Effects of Family and Caregiver
Psychosocial Functioning on Outcomes
in Persons With Traumatic Brain Injury
Journal of Head Trauma and Rehabilitation
Year, Volume, Issue, Page(s):
2011, vol. 26, issue 1, pp 20-29
Objectives: To examine the predictive value of caregiver/family status to well-being of persons with brain injury
and to examine whether perceived social support to caregivers moderates their well-being. Participants: One hundred
nine pairs of adults, a caregiver, and an individual with TBI. Main Measures: Brief Symptom Inventory–18,
Satisfaction With Life Scale; Disability Rating Scale; Social Provision Scale, Family Assessment Device, and Disability
Rating Scale. Results: Canonical correlation indicated the presence of a relationship between well-being in
TBI and caregiver participants.
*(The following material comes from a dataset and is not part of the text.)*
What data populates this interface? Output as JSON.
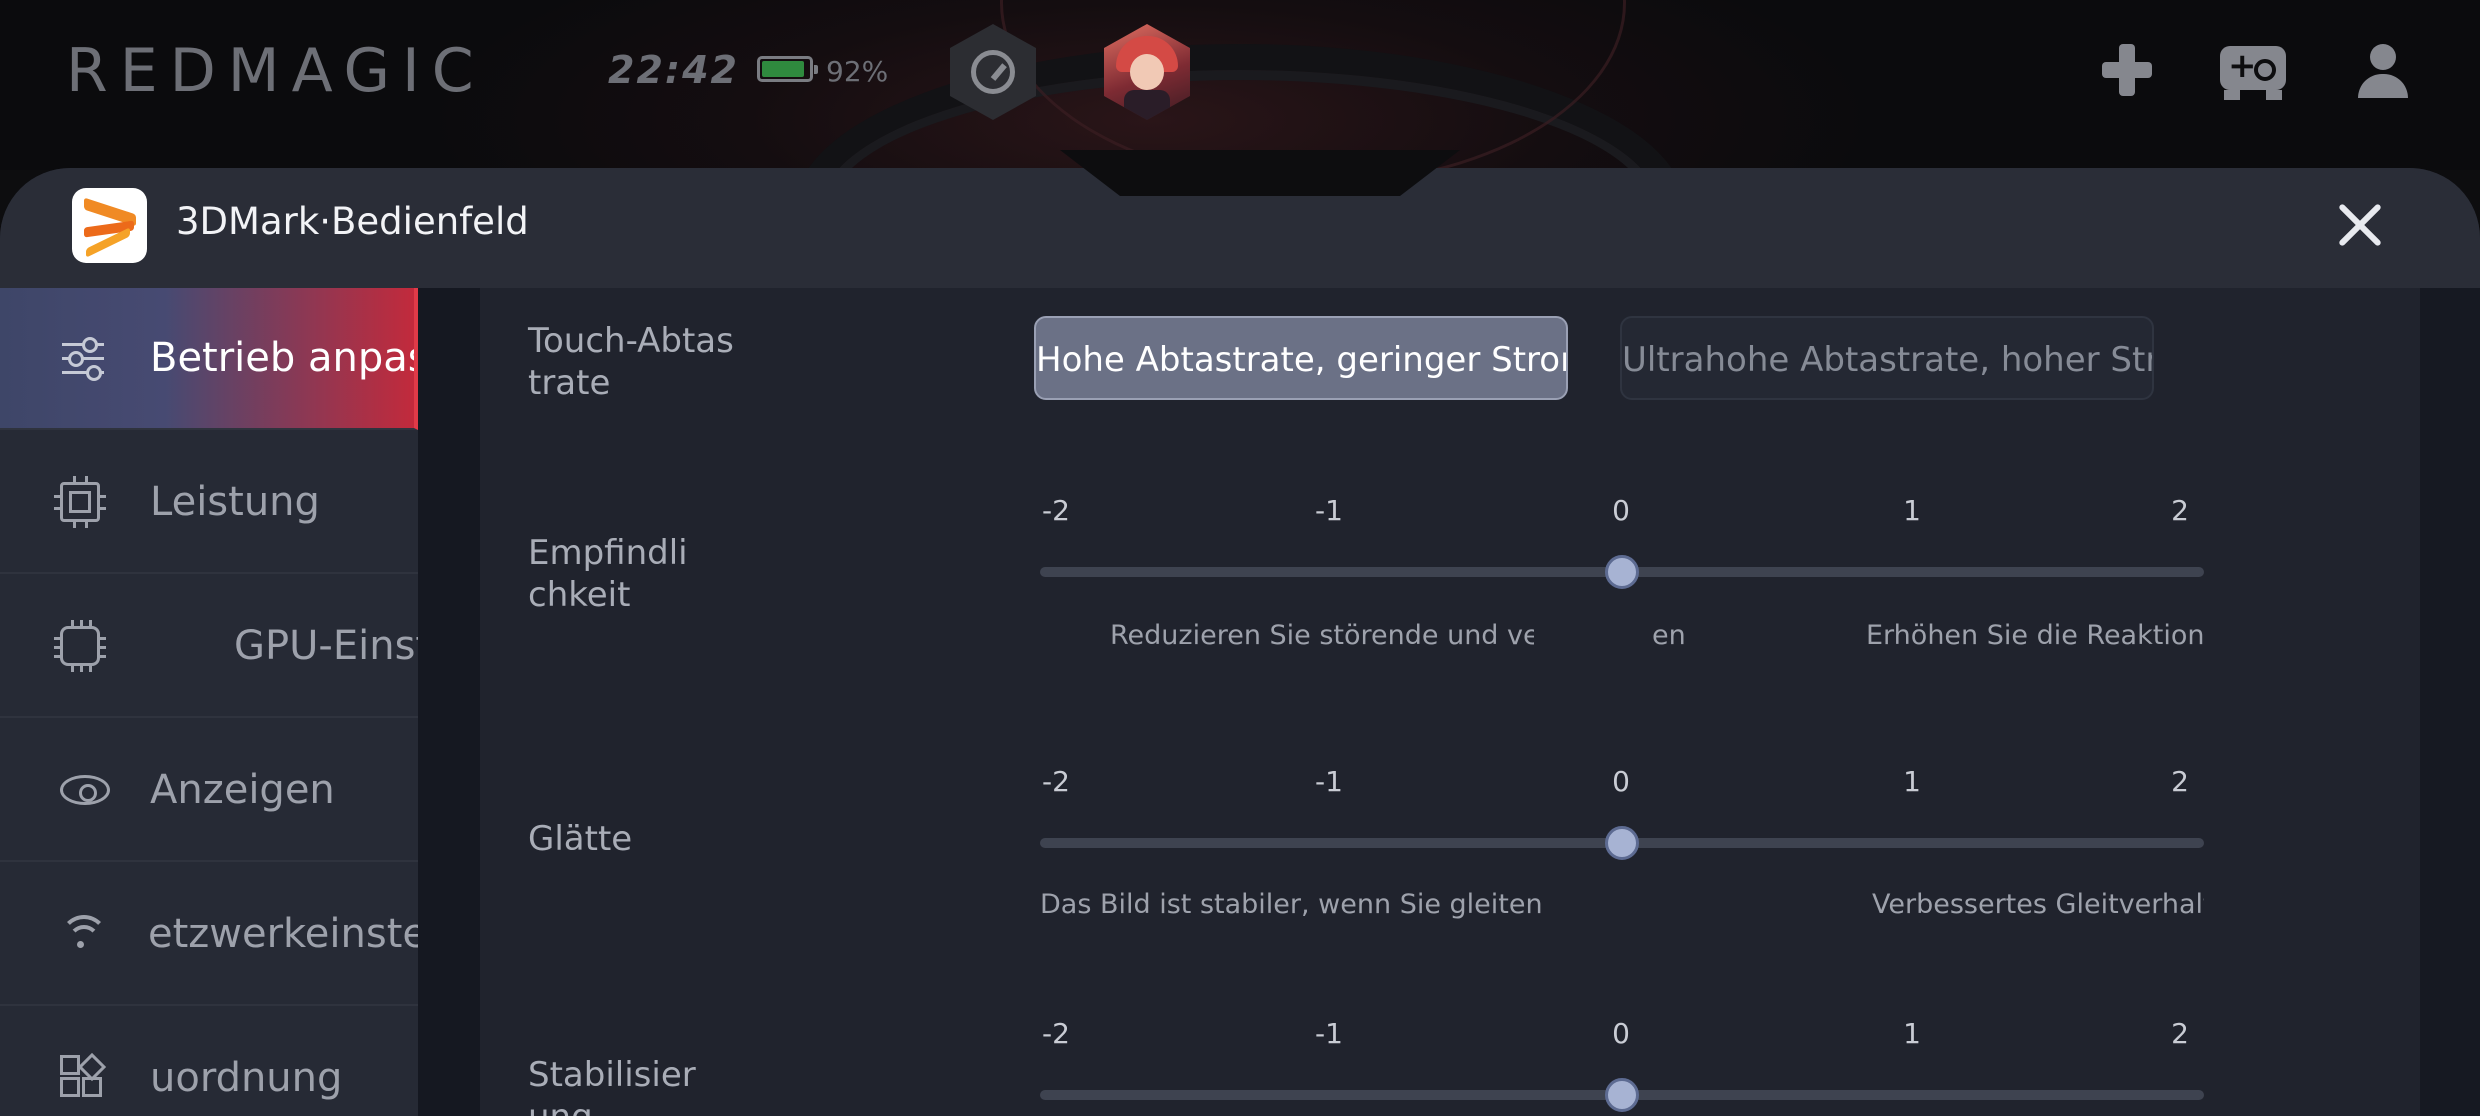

Two canonical variates accounted for 47.5% variance. Poor psychological well-being
among persons with TBI was associated with poor caregiver perceived social support and poor familial behavioral
control. Individuals with high disability also had caregivers with poorer psychological well-being. In post hoc multiple
regressions, caregiver/family psychosocial characteristics added unique prediction of outcome for individuals
with TBI. Hierarchical multiple regressions provided evidence that social support of caregivers moderates outcome
status for individuals with TBI. Conclusions: Future research efforts should focus on understanding of the specific
mechanisms of reciprocal effects, to help design future therapy.
Vangel, S.J. Jr.; Rapport, L.J.; Hanks, R.A.